The South African government is holding discussions with a “second country” on what action to take following the murder of an aid worker in Afghanistan, a foreign affairs spokesman said on Monday.

“As soon as discussions are concluded with the second country we will advise the nation (South Africa) what course of action will be taken,” Ronnie Mamoepa said.

He said the government was aware that the victim, Gayle Williams, had dual South African and British citizenship.

“We are aware that she had dual citizenship and we are in contact with the second country with regard to this matter.”

Mamoepa would not confirm the “second country’s” identity. The South African government extended its condolences to the bereaved family.

Earlier the British Press Association reported that Williams was apparently murdered because she was a Christian, She was shot dead by gunmen on a motorcycle as she walked to work in the capital, Kabul, about 8am local time on Monday morning.

She was a volunteer with British-registered Christian charity Serve Afghanistan, which primarily works with disabled people in the war-torn country.

The Taliban claimed responsibility for the shooting, saying Williams was killed because she was spreading Christianity.

But Mike Lyth, the Carlisle-based chairman of Serve Afghanistan’s board, rejected this explanation.

“They will make any excuse. They probably saw there was a Christian organisation operating in Kabul and thought, ‘this is how we can kill it’. We are Christians — that is what gives us the motivation to go into a dangerous and difficult country to try to help. But she was not involved in proselytisation.”

Lyth described Williams as a “lovely girl”, adding: “She was the life and soul of the party, a great adventurer. She will be sorely missed — a great girl.”

Afghan interior ministry spokesman Zemeri Bashary said the killers shot Williams in the body and leg with a pistol.

Lyth said: “She was walking to work… at 8am local time. “She was almost at the office when a couple of guys jumped off a motorcycle with some kind of weapon and shot her. She was dead almost immediately.

“One of our staff came on the scene fairly soon afterwards and found her dead. Now they are trying to live with the consequences of that. We are in deep shock about it all because we knew her very well.”

Williams, who was in her mid-30s, had been working for Serve Afghanistan for about two years and was considered an experienced and careful member of staff.

She was previously based in the southern Afghan city of Kandahar but was pulled out when it became too dangerous.

The aid worker spoke local languages Pashto and Dari, although not fluently, and got on well with the Afghan people, Lyth said. “It is a tragedy that she was killed in Kabul, which is supposed to be relatively safe,” he added.

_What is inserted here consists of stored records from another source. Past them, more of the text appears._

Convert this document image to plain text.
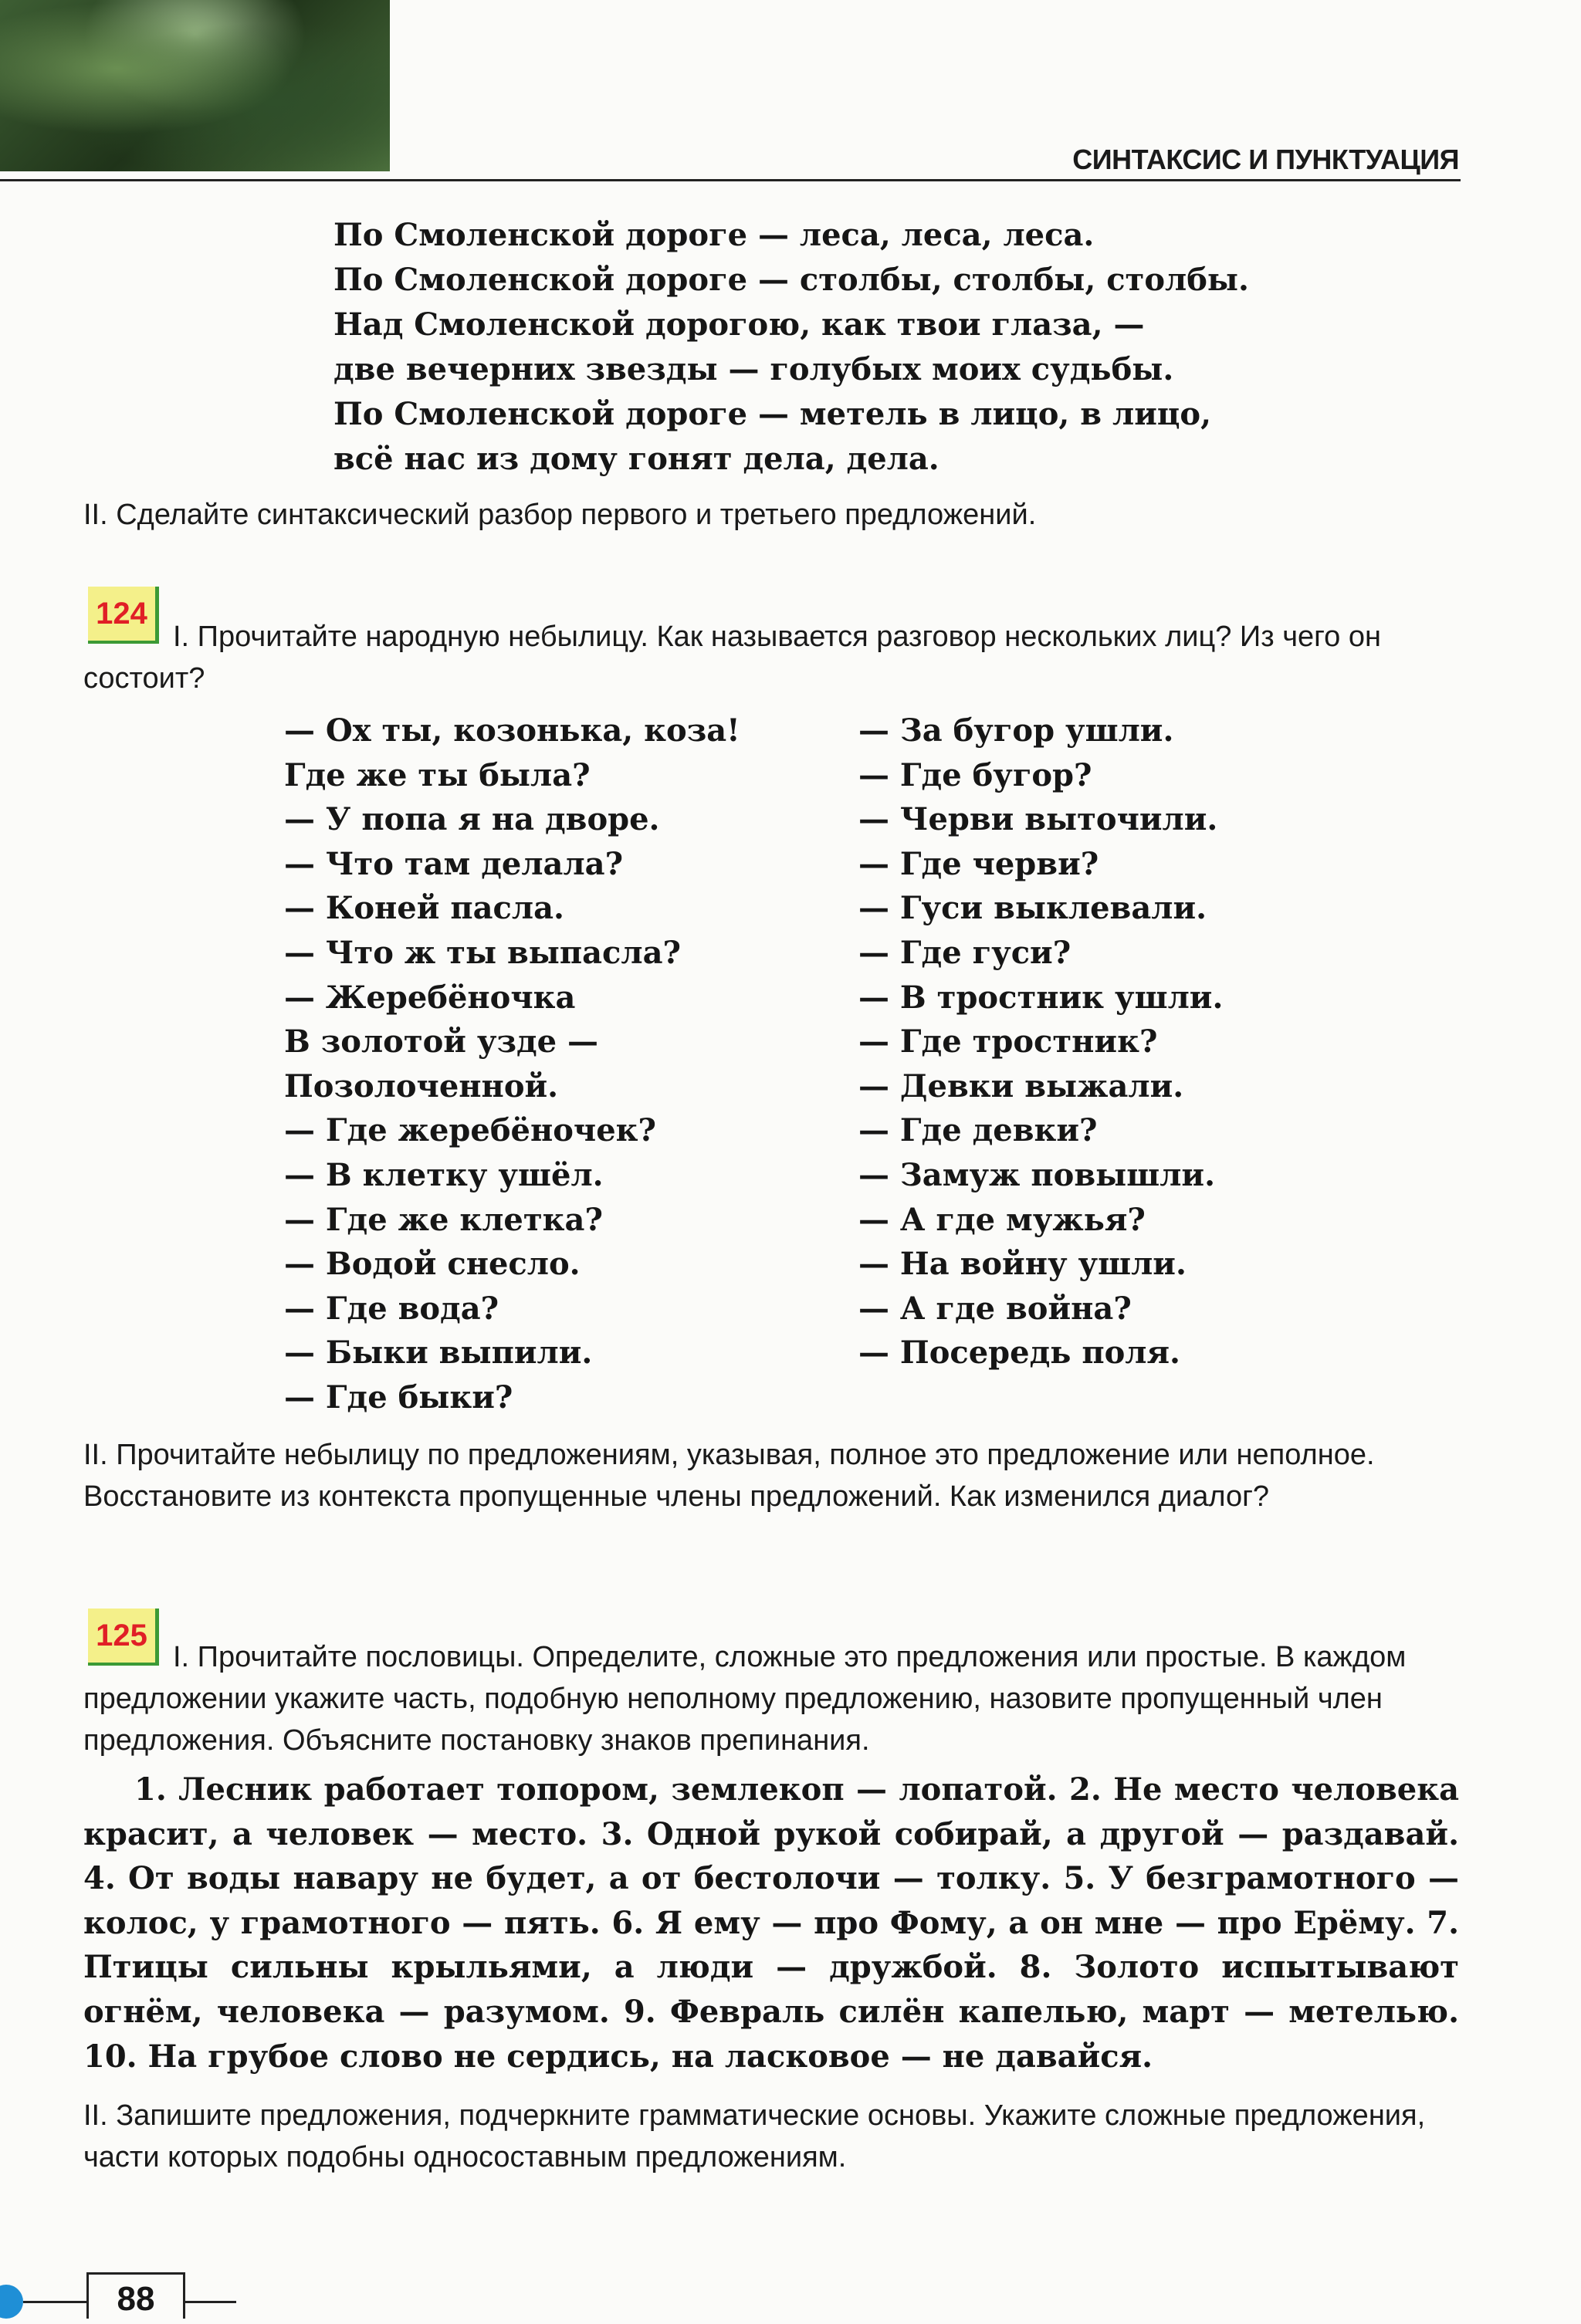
СИНТАКСИС И ПУНКТУАЦИЯ
По Смоленской дороге — леса, леса, леса.
По Смоленской дороге — столбы, столбы, столбы.
Над Смоленской дорогою, как твои глаза, —
две вечерних звезды — голубых моих судьбы.
По Смоленской дороге — метель в лицо, в лицо,
всё нас из дому гонят дела, дела.
II. Сделайте синтаксический разбор первого и третьего предложений.
124
I. Прочитайте народную небылицу. Как называется разговор нескольких лиц? Из чего он состоит?
— Ох ты, козонька, коза!
Где же ты была?
— У попа я на дворе.
— Что там делала?
— Коней пасла.
— Что ж ты выпасла?
— Жеребёночка
В золотой узде —
Позолоченной.
— Где жеребёночек?
— В клетку ушёл.
— Где же клетка?
— Водой снесло.
— Где вода?
— Быки выпили.
— Где быки?
— За бугор ушли.
— Где бугор?
— Черви выточили.
— Где черви?
— Гуси выклевали.
— Где гуси?
— В тростник ушли.
— Где тростник?
— Девки выжали.
— Где девки?
— Замуж повышли.
— А где мужья?
— На войну ушли.
— А где война?
— Посередь поля.
II. Прочитайте небылицу по предложениям, указывая, полное это предложение или неполное. Восстановите из контекста пропущенные члены предложений. Как изменился диалог?
125
I. Прочитайте пословицы. Определите, сложные это предложения или простые. В каждом предложении укажите часть, подобную неполному предложению, назовите пропущенный член предложения. Объясните постановку знаков препинания.
1. Лесник работает топором, землекоп — лопатой. 2. Не место человека красит, а человек — место. 3. Одной рукой собирай, а другой — раздавай. 4. От воды навару не будет, а от бестолочи — толку. 5. У безграмотного — колос, у грамотного — пять. 6. Я ему — про Фому, а он мне — про Ерёму. 7. Птицы сильны крыльями, а люди — дружбой. 8. Золото испытывают огнём, человека — разумом. 9. Февраль силён капелью, март — метелью. 10. На грубое слово не сердись, на ласковое — не давайся.
II. Запишите предложения, подчеркните грамматические основы. Укажите сложные предложения, части которых подобны односоставным предложениям.
88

“She was an experienced aid worker — she was not one who took undue risks.” Williams was brought up in South Africa but spent much time in Britain and holds dual nationality for the two countries, Lyth said. Her mother lives in the UK and she has a sister in South Africa. Serve Afghanistan has 15 expatriate members of staff, all volunteers, and employs 200 Afghans.

Lyth said the charity would now have to take a “long, hard look” at its operations. “I personally have been very concerned about security for a long time. But we have tried to take all possible measures to reduce the threat.

“We train our people really carefully, we are in daily touch with the security authorities to find out which roads we shouldn’t be on, which parts of the country we shouldn’t go to.”

He added: “Each time something like this happens, you wonder — do you go on exposing people to unnecessary risk? Yet at the same time you have got the cry of many, many of the Afghans saying ‘Please help us’. You’re caught between a rock and a hard place.”

International Development Secretary Douglas Alexander condemned the Taliban’s attempt to justify the killing as a religious act. He said: “It was with great sadness that I heard today about the death of Gayle Williams, a charity worker whose only aim was to help the people of Afghanistan.

“Her killing was a callous and cowardly act by people who would take Afghanistan back to the dark days of the Taliban tyranny which scarred the country for so long.

“Gayle and thousands of others like her are in Afghanistan to help ease the grinding poverty which afflicts millions of people. “To suggest her killing was a religious act is as despicable as it is absurd — it was cold-blooded murder.”

The killing will spark new fears about the safety of Western civilians working in Afghanistan — but it is not the first. In August, aid worker Dr Jacqueline Kirk, 40, who had dual British and Canadian nationality, was gunned down with three other International Rescue Committee workers.

They were travelling through Logar province in the east of the country in clearly marked humanitarian vehicles.

Attempting to convert people to another religion is illegal in Afghanistan, and militants have targeted Christians in the past. A group of 23 South Korean church volunteers were kidnapped in southern Afghanistan in July last year. Two were killed before the others were released unharmed.